You mounted on minutiae to aspire
with Plato up the staircase of ideas
and ranged, a ruler, all his cloudy sky
and came down to his deep cave with light and heat
in worlds where men see dust and you saw fire,
to blow your edicts from your chair at ease,
Jupiter of the seminar benign
with poets nuns and Baptists sitting at your feet.
It was the river. Far away and late
I heard the story of the overturned canoe,
your call, "go help the others," and the great heart stayed
in death. Think of that country that we knew
so well, land of black woods and trailing vines
and inland muddy streams that held your fate,
the Pollywogs, the flooded Danville mines,
Sangamon and Vermilion and Salt Fork,
our professorial playground. How we played
beside the crawfish-catfish-haunted Lethe stream
through overall-and-gallus groves of Academe.
Sulphured for chiggers, through the green opaque
fills of the scoops we swam, and dried in air,
played softball in cow-pastures, fried our steak,
stood by the fire and rocked the night with corny song
and shone the moon with outlaw rye and legal beer.
And now you are gone out of a world gone wrong.
Spirit in storm. You can not catch and keep it near.
Verse will not hold you fixed. The river took
you, and your spirit on the plains
will shout with the old laughter over all my pains
to put a man alive inside a book.
End from an epitaph you turned me to:
the tribute to a Roman Spanish charioteer:
Now pour the wine. Your friends and flowers are here.
Never forget. For there was none like you.

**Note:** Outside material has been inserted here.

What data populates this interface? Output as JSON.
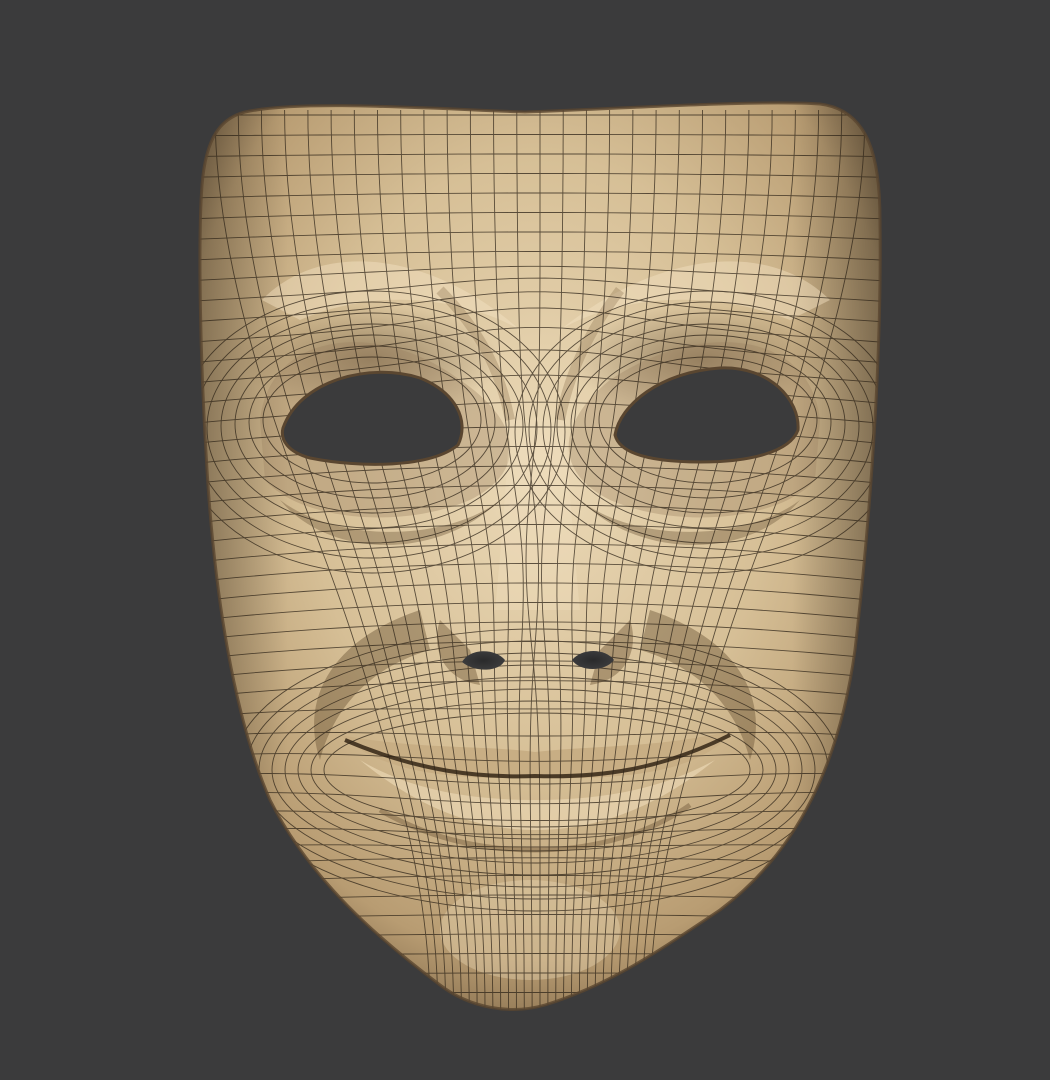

W.A.O. was William Abbott Oldfather, who drowned while canoeing. The "tribute to a Roman Spanish charioteer" can be found in Corpus Inscriptionum Latinarum
II.4315, translated by Lattimore in his Themes in Greek and Latin Epitaphs
(Urbana: University of Illinois Press, 1962), pp. 273-274:
Some of us of the Venetan team who were admirers of Fuscus and loved him have consecrated an altar to him from our own funds, so that all may know the monument and this token of love. Your fame was complete, and you deserved honor for your racing. You strove against many, and though a poor man, feared none. When you were hated you always held your peace like a strong man. You lived fairly, but being mortal, you were fated to die. If you are human, seek for such a man. Stay, traveler, and read; and if you remember, if you knew the man as he was (for all fear fortune) say this only: Fuscus has the epitaphs due to death, he has his tomb. The stone covers his bones, it is well with him. Good-bye, Fortune. We have shed tears for this good man; now the wine, and we pray that you may lie in peace. No one was like you.